Dès la 7e minute, « La Pucela » grille la priorité aux Merengues. Sur un corner frappé tendu depuis le coin gauche, la balle navigue dans la surface jusqu'au second poteau où se trouve Manucho, qui n'a plus qu'à ajuster Casillas des six mètres. Encore un but sur coup de pied arrêté, encore mené à l’extérieur…. A ce moment de la partie, le Real est le clown triste de son petit cirque personnel et répète un numéro affligeant.  Mais 6 minutes plus tard, Benzema, muet depuis quatre matches, égalise, profitant d'une superbe offrande de Callejon parti côté droit après une erreur défensive. Le jeune Canterano n’effectue pas un abattage défensif aussi impressionnant que celui de Di Maria, mais possède une vista et un vrai sens du jeu sans oublier ses qualités de finition indéniable que l’on n’a pas, nonobstant, vu à l’œuvre ce soir.

 



Mais tel Prométhée condamné à se faire dévorer le foie sur son rocher et le voir repousser chaque jour que Dieu fait, le Real prend un nouveau but, à nouveau de Manucho, de nouveau sur corner. 2-1. Tel les grands héros mythologiques, le Real a son point faible. La bonne nouvelle, c’est qu’il a aussi des points forts. Des points très forts. La foi commence pourtant à manquer chez les fans présents au José Zorilla. Valladolid ne recule pas comme après l’ouverture du score et le Real vacille. C’est l’impasse à dix. Madrid réalise sa pire série à l’extérieur depuis l’arrivée de Mourinho. Mais il faut se méfier des statistiques, ces nomenclatures corsetées qui ont la prétention absurde de se substituer aux destins des équipes. Juste avant la pause, Mesut Özil combine avec Benzema pour égaliser. 2-2. Le doute change de camp. Le Real revient des vestiaires moins pusillanime. On imagine une causerie inspirée de José Mourinho. Inspiré, le coach madrilène l’a été. Même, sans doute, un peu trop. Il ose un coup, un pari, un coup de poker qui lui vaudra soit des lauriers soit le bûcher. Difficile en effet, à ce moment là du match, de distinguer la posture de l'imposture. C’est d’ailleurs ce qui perturbe les locaux, incapable d’ajuster une action face à une équipe nantie uniquement de deux défenseurs de métier dans ses rangs. Car il n’y en avait pas plus après les sorties d’Arbeloa et Nacho pour Modric et Di Maria. 

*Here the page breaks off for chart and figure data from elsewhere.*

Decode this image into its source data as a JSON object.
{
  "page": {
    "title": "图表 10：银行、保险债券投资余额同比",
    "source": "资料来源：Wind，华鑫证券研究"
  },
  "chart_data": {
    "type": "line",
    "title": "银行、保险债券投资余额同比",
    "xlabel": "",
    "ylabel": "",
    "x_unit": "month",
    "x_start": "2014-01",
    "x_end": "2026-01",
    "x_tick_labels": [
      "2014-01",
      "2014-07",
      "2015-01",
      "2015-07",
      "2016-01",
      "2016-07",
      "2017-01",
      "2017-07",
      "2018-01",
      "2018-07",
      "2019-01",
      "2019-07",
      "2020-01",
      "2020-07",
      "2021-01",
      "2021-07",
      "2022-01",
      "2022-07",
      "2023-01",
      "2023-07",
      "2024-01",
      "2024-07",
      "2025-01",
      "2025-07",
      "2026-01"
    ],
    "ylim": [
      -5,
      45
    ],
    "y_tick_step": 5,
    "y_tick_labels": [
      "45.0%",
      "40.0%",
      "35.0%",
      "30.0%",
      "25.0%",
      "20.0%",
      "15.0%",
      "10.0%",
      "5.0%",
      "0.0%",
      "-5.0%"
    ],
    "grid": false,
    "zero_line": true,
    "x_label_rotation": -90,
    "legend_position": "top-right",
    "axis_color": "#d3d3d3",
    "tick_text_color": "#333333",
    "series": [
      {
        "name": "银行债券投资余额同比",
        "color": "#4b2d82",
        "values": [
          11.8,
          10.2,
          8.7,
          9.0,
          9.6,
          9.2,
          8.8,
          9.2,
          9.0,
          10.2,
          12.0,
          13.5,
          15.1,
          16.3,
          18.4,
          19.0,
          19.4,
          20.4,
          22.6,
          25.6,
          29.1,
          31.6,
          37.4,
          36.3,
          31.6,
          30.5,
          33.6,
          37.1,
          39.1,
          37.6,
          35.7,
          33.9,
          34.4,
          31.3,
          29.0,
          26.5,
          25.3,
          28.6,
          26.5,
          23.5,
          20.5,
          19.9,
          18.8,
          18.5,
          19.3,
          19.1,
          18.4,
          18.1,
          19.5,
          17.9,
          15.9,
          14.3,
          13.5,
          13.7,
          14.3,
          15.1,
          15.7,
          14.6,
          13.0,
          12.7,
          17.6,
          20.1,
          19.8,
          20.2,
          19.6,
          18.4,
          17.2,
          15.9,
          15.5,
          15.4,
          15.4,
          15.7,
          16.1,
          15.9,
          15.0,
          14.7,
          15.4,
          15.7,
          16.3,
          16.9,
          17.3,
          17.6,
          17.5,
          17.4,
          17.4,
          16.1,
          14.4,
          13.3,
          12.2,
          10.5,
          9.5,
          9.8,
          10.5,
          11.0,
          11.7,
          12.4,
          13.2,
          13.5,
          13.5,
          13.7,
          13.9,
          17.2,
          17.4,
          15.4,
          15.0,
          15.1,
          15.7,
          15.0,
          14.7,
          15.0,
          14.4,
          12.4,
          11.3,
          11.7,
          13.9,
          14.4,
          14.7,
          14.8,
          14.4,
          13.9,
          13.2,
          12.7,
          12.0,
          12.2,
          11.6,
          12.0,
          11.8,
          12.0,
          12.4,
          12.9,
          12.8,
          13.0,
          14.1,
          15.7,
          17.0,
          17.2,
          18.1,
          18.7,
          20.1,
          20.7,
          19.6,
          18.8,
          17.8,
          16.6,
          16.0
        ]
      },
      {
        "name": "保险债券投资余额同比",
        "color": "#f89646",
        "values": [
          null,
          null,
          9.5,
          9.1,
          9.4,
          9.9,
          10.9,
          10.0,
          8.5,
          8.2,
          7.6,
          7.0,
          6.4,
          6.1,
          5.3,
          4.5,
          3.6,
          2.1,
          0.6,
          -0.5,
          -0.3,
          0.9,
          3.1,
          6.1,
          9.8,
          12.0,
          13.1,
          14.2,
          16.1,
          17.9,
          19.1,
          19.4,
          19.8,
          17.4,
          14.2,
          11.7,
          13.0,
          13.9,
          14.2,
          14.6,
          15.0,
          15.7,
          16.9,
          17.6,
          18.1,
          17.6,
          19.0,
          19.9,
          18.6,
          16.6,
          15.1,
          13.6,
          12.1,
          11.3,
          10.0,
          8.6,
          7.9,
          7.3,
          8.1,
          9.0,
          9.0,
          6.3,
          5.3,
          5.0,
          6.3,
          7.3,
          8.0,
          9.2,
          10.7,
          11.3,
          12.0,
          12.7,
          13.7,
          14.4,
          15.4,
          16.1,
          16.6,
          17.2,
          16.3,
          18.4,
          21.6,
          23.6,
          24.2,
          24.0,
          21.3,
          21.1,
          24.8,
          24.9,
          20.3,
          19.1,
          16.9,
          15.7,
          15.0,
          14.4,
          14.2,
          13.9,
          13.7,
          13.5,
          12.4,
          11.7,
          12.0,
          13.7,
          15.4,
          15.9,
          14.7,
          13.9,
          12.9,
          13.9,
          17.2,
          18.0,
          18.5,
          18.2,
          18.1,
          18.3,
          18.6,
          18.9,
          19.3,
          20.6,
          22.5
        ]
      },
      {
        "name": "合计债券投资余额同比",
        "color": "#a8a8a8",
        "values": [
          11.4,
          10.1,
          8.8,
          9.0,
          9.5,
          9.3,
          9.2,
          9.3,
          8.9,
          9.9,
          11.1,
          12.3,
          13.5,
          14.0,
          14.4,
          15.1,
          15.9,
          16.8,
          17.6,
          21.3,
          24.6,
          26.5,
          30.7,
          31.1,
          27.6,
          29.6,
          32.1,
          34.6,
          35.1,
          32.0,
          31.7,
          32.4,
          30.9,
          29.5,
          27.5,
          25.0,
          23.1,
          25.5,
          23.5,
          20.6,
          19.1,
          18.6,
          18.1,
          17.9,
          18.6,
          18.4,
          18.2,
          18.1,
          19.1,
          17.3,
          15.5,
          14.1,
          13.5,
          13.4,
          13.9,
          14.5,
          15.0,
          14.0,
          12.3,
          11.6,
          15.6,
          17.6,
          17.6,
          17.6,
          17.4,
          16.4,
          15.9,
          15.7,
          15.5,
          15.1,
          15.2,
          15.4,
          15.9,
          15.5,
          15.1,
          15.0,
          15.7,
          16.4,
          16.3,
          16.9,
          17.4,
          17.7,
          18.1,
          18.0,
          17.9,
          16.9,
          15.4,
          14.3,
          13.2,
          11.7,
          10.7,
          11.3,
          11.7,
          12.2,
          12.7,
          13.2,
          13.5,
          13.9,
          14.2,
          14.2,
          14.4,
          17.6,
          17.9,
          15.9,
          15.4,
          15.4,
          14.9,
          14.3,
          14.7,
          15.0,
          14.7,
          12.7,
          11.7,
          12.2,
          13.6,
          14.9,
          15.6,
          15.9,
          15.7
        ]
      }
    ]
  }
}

Ramos croira légitimement à la délivrance après avoir donné l’avantage aux siens sur un service d’un Benzema omniprésent, mais est déclaré hors-jeu. Une position très peu évidente au visionnage des ralentis. Le spectre de l’erreur d’arbitrage pénalisante plane à nouveau sur les ambitions Madrilènes. Mais Madrid va finir par y arriver. Le Real va remplir le tonneau des Danaïdes avec un ultime but à la 72e minute. Benzema obtient une faute aux 20 mètres. Ozil enroule parfaitement sa frappe du pied gauche, qui va se loger dans la lucarne droite, après avoir heurté la barre. 2-3, une victoire épique, une victoire pyrrhique. Un victoire canonique. Ce Real là, on a presque envie d'y croire.